- Location: Sonoma Coast, California
- Elevation: 515-575 feet
- Proximity to the Pacific Ocean: 8.2 miles
- Row Orientation: Magnetic North to South on a rolling hill
- Clones: Pinot Noir Dijon clones 828, 115 & 777 on 101×14 rootstock
- Soil: Marine quarts sandstone, Goldridge
- Geological Formation: Wilson Grove
- Age: Late Pliocene to late Miocene, 5 million years
- Vine age: 20 years
- Spacing: 8′ x 5′
- Less than 1.25 miles from the town of Freestone
William Shakespeare’s fictional character, Sir John Falstaff, was a great fat knight who was vain, boastful, cowardly and spent most of his time drinking at the bar while living on stolen or borrowed money. Despite these unsavory characteristics, many scholars say that Falstaff was one of Shakespeare’s greatest inventions alongside Hamlet and Cleopatra. So, what is so special about a drunken, gluttonous, lazy old man? His appetite! Falstaff not only has a boundless appetite for food and wine, but also for language, laughter, people, and life. It is these qualities that I share with Shakespeare’s grand character and hope to translate through the wine that shares his name.
Falstaff Vineyard is located eight miles from the Pacific Ocean on Falstaff Road, just outside of the town of Sebastopol. The town was established in the 1850’s and became a trade center for farmers from the surrounding agricultural regions. As California’s population boomed post gold rush, more people began to settle in the region to try their hand at farming. Sebastopol quickly became a premier farming area and was known as the Gravenstein apple capital of the world. Today, apples have given way to grapes but its reputation for high quality agriculture remains.
Ron and Judy Lougheed purchased their 6-acre Falstaff Road property in 1999 with the intention of growing grapes. Ron, a retired chemist, and Judy, a retired micro biologist for the state of California, were passionate wine lovers and spent many weekends in wine country exploring and imbibing. Excited to start a vineyard of their own, they planted 5.75 acres to Pinot Noir less than a year after they purchased their property. At the time, there were no other vineyards on Falstaff Road and now, two decades later, there are three with a fourth likely to be planted soon.
After digging soil pits and working with Jim Pratt of Cornerstone Certified Vineyards, Ron and Judy chose to plant three different clones of Pinot Noir- 828 (ASW2), 115 & 777. The 828 was a “suitcase clone” meaning that the bud wood was brought in to the United States from France by Gary Andrus of Archery Summit. The cuttings skipped quarantine and a laborious, legal certification process and have been propagated throughout Oregon and California. This particular clone of 828 can be easily identified by its peculiar skyward growing clusters (as you can see in the photo).
These upright bunches brave an exceedingly cold, foggy coastal climate that, according to weather station data on the property, is consistently colder than Burgundy. “If you want grapes at 25 Brix, you need to go elsewhere. This is a marginal site and ripening is tricky.” cautions Lougheed. Each year, we find ourselves anxiously waiting for the fruit to ripen while threats of the first fall rain loom large. Falstaff is always our last picked Pinot Noir vineyard of the season and historically, the smallest yielding (< 1 ton/acre at times).
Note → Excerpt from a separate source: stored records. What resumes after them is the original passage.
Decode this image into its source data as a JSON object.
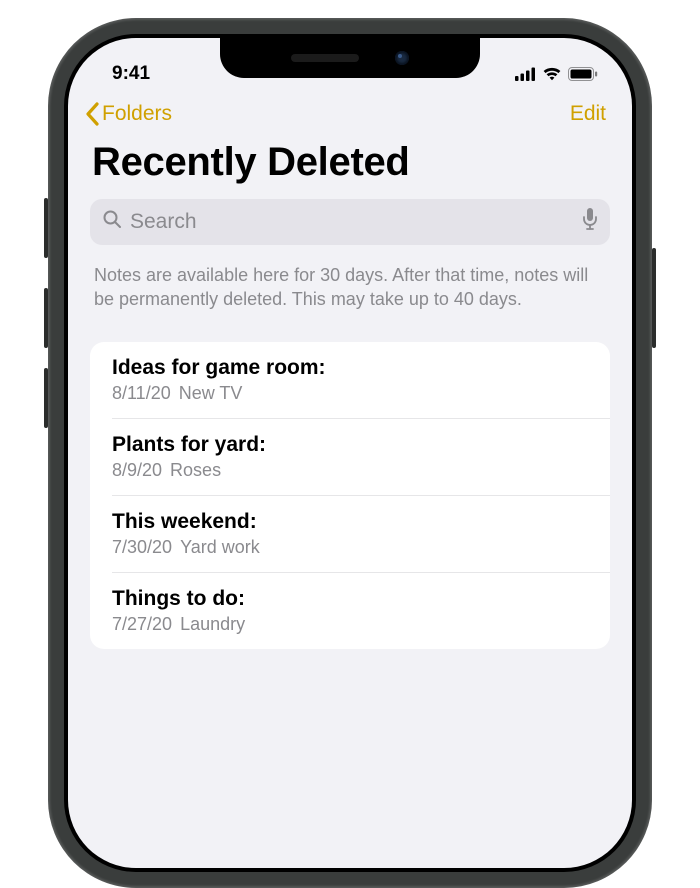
{
  "status": {
    "time": "9:41"
  },
  "nav": {
    "back_label": "Folders",
    "edit_label": "Edit"
  },
  "title": "Recently Deleted",
  "search": {
    "placeholder": "Search"
  },
  "info": "Notes are available here for 30 days. After that time, notes will be permanently deleted. This may take up to 40 days.",
  "notes": [
    {
      "title": "Ideas for game room:",
      "date": "8/11/20",
      "preview": "New TV"
    },
    {
      "title": "Plants for yard:",
      "date": "8/9/20",
      "preview": "Roses"
    },
    {
      "title": "This weekend:",
      "date": "7/30/20",
      "preview": "Yard work"
    },
    {
      "title": "Things to do:",
      "date": "7/27/20",
      "preview": "Laundry"
    }
  ]
}
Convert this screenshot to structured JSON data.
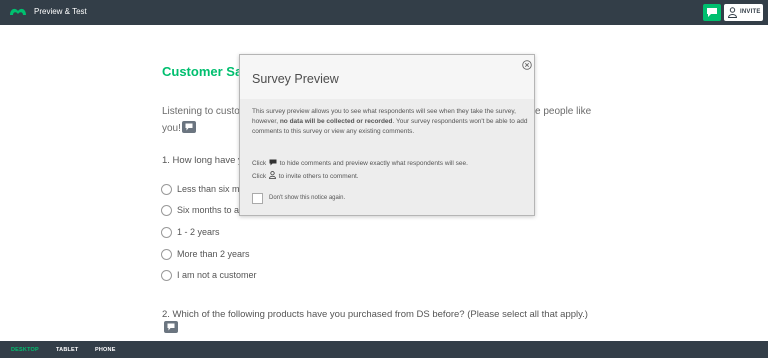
{
  "topbar": {
    "logo_icon": "surveymonkey-logo",
    "title": "Preview & Test",
    "comment_icon": "comment-icon",
    "invite_label": "INVITE"
  },
  "survey": {
    "title": "Customer Sat",
    "intro_left": "Listening to custom",
    "intro_right": "e people like",
    "intro_end": "you!",
    "question1": "1. How long have y",
    "options": [
      "Less than six mo",
      "Six months to a",
      "1 - 2 years",
      "More than 2 years",
      "I am not a customer"
    ],
    "question2": "2. Which of the following products have you purchased from DS before? (Please select all that apply.)"
  },
  "modal": {
    "title": "Survey Preview",
    "body_part1": "This survey preview allows you to see what respondents will see when they take the survey, however, ",
    "body_bold": "no data will be collected or recorded",
    "body_part2": ". Your survey respondents won't be able to add comments to this survey or view any existing comments.",
    "line1_before": "Click",
    "line1_after": "to hide comments and preview exactly what respondents will see.",
    "line2_before": "Click",
    "line2_after": "to invite others to comment.",
    "checkbox_label": "Don't show this notice again."
  },
  "bottombar": {
    "tabs": [
      "DESKTOP",
      "TABLET",
      "PHONE"
    ],
    "active_tab": "DESKTOP"
  },
  "colors": {
    "bar": "#333e48",
    "accent": "#00bf6f"
  }
}
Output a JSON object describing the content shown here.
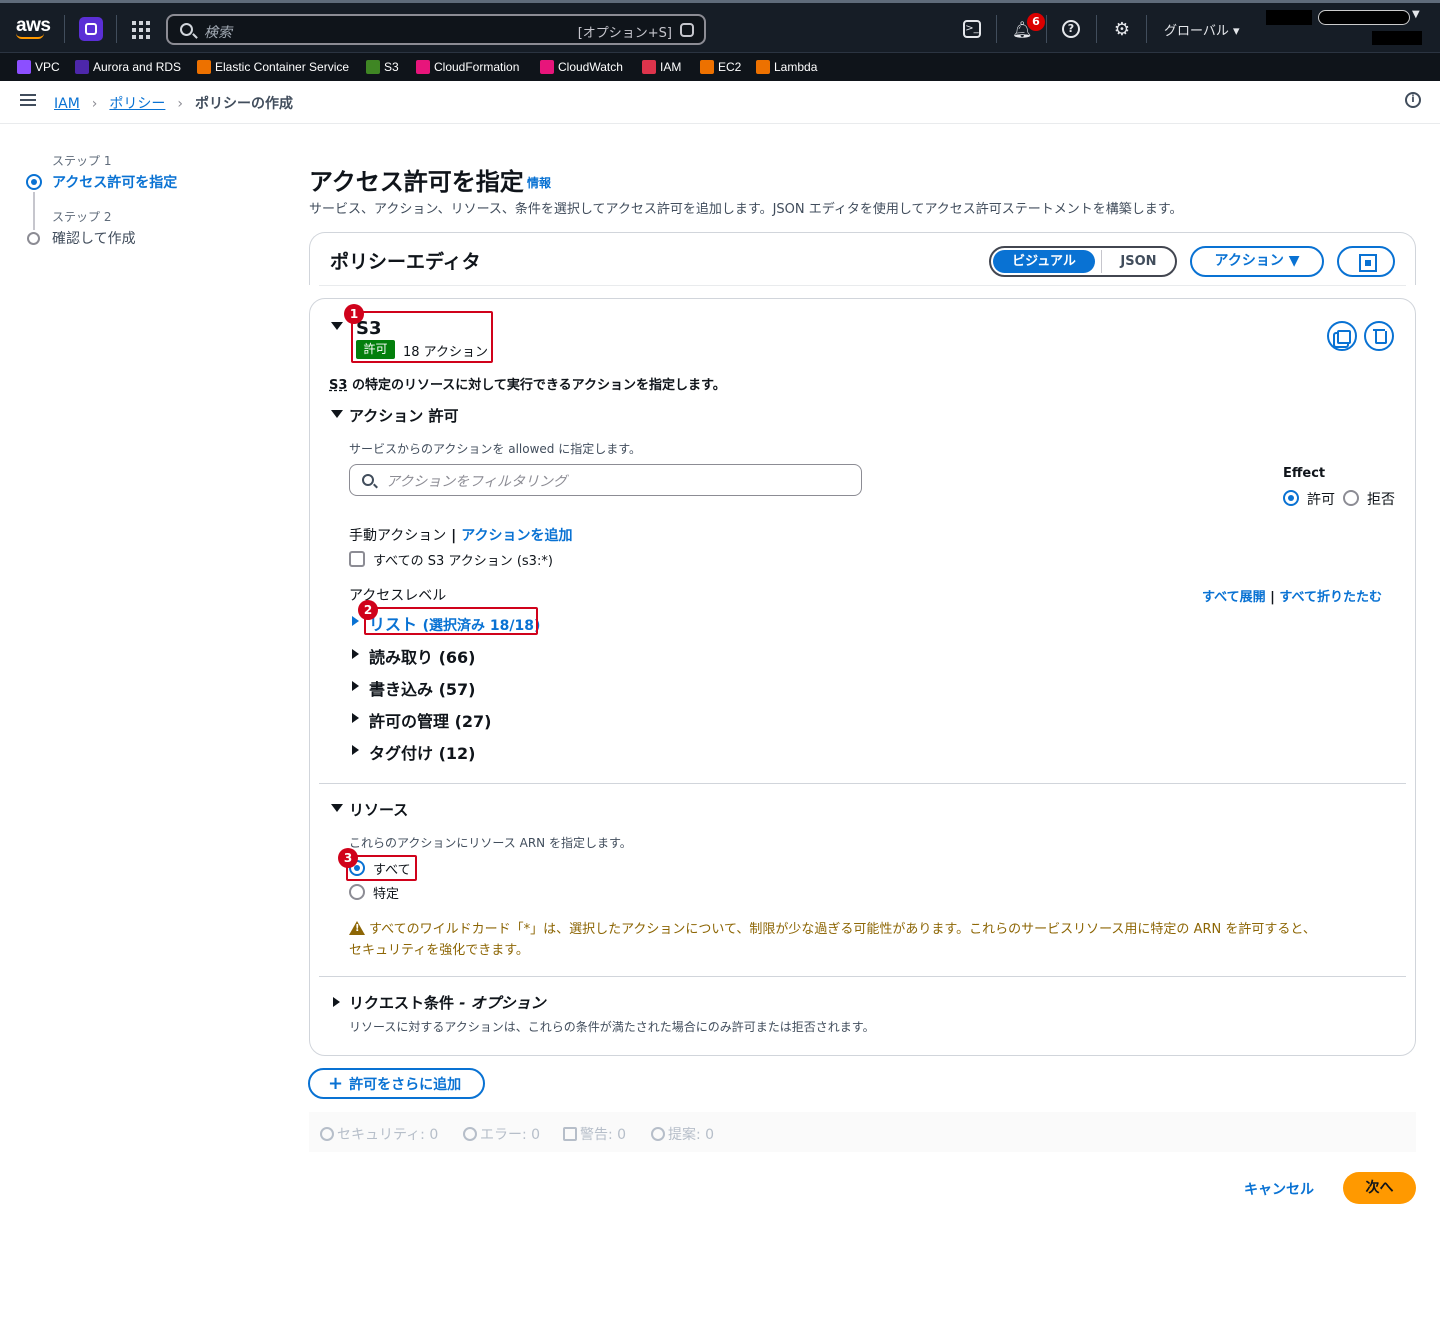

In 2016, I asked Dr. Paul Skinner, a soil and viticulture scientist, to offer some insight and techniques to increase crop size and maximize phenolic ripeness in such an extreme site. Ron put Dr. Skinner’s advice into practice and together we have increased the quality of the wine significantly. As an added bonus, yields have been up year after year. I can confidently say that 2017 Falstaff is our best from the site to date and my personal favorite wine of the vintage.
Ron and Judy Lougheed are the antithesis of Shakespeare’s Falstaff; they are humble, thoughtful, and hard working. However, their appetite for growing high quality, great wine and enjoying it alongside mushrooms they have foraged and homemade Pinot Noir jam undeniably harkens back to their vineyard’s namesake! I am incredibly fortunate to work with them and their very special fruit and look forward to many more vintages ahead.